Heroin on the rise, officer warns parents

Sgt. David Ross with the San Diego County Sheriff’s Department tells parents what signs to look for in their teens if they suspect drug use. Sentinel photo/Karen Brainard
Sgt. David Ross with the San Diego County Sheriff’s Department tells parents what signs to look for in their teens if they suspect drug use. Sentinel photo/Karen Brainard

By Karen Brainard

Parents and students who packed Ramona High School’s performing arts wing for the Drug Abuse Prevention Night on May 9 heard a powerful presentation that told them heroin use and deaths from prescription drug abuse are on the rise.

“Heroin by far is becoming the drug of choice,” Sgt. David Ross of the San Diego County Sheriff’s Department told the approximately 280 people who filled the room to capacity.
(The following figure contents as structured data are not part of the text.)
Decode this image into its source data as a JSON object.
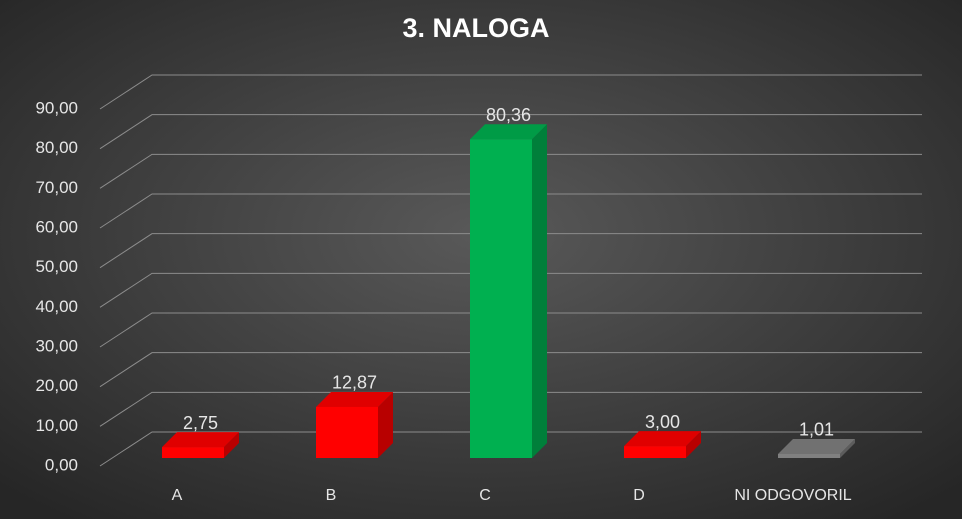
{
  "chart_data": {
    "type": "bar3d",
    "title": "3. NALOGA",
    "categories": [
      "A",
      "B",
      "C",
      "D",
      "NI ODGOVORIL"
    ],
    "values": [
      2.75,
      12.87,
      80.36,
      3.0,
      1.01
    ],
    "value_labels": [
      "2,75",
      "12,87",
      "80,36",
      "3,00",
      "1,01"
    ],
    "colors": [
      "#ff0000",
      "#ff0000",
      "#00b050",
      "#ff0000",
      "#808080"
    ],
    "ylim": [
      0,
      90
    ],
    "yticks": [
      {
        "value": 0,
        "label": "0,00"
      },
      {
        "value": 10,
        "label": "10,00"
      },
      {
        "value": 20,
        "label": "20,00"
      },
      {
        "value": 30,
        "label": "30,00"
      },
      {
        "value": 40,
        "label": "40,00"
      },
      {
        "value": 50,
        "label": "50,00"
      },
      {
        "value": 60,
        "label": "60,00"
      },
      {
        "value": 70,
        "label": "70,00"
      },
      {
        "value": 80,
        "label": "80,00"
      },
      {
        "value": 90,
        "label": "90,00"
      }
    ],
    "grid": true
  }
}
“I could tell you we could walk out this door and I could drive you a quarter mile from here and we could purchase heroin, methamphetamines or cocaine, anything you want,” said Ross, adding that would be one of about 20 locations in Ramona.

“It’s rampant in Ramona. But don’t be scared about that ‘cause it’s rampant across Southern California,” he said.

Ross, a deputy sheriff for 22 years, said he worked undercover in narcotics in the San Diego region until August 2010 and now supervises a team that works undercover.

He started the presentation with warnings about teenage abuse of prescription drugs. Society has a misconception that pills can cure every problem, he said, and teens believe prescription pills are safer than street drugs.

Prescription drug-related deaths continue to climb, he said, adding that he is waiting for the final statistics but believes nearly 900 people died in the region from prescription drugs in 2011. U.S. officials are calling overdose deaths from powerful painkillers a nationwide epidemic, he said.

Ross explained pharming parties where teens and even pre-teens are asked to bring some kind of medication, even by raiding their parents’ or grandparents’ medicine cabinets. The pills are thrown into a punch bowl, he said, and mixed.

Approximately 280 people packed the Ramona High School performing arts wing to hear a presentation on drug abuse prevention. Sentinel photo/Karen Brainard

The teens will play a game with dice or numbers to determine how many pills to take — doesn’t matter what they are, he said. “They’ll take them to see what happens. Very, very common.”

Prescription drugs have become the second most abused drug behind marijuana, said Ross, and a survey revealed that 13.4 million 12- to 17-year-olds said they could get prescription drugs in a day or less.

Rattling off a list of abused prescription drugs, Ross said most teenagers in the room were probably aware of them. He mentioned Adderall and Ritalin, used to treat attention deficit disorder, but abused by young people to stay awake and alert for exams in high school and college. Other abused prescription drugs in San Diego include Xanax, Vicodin, Morphine, Ambien, and Oxycontin.

“By far it’s been the worst of the worse when we talk about prescription drugs,” Ross said of Oxycontin.

Until 2010, Oxycontin ran rampant from Florida to Southern California, he said, and the preferred 80-milligram pill sold on the street for $80. Abusers could smoke it like heroin or crush it and snort it like cocaine. After 2010, Ross said, the manufacturer of Oxycontin was persuaded to make it tamper resistant so it can no longer be smoked and, if crushed, doesn’t have the same effects. Thus, young people are switching to heroin, he said.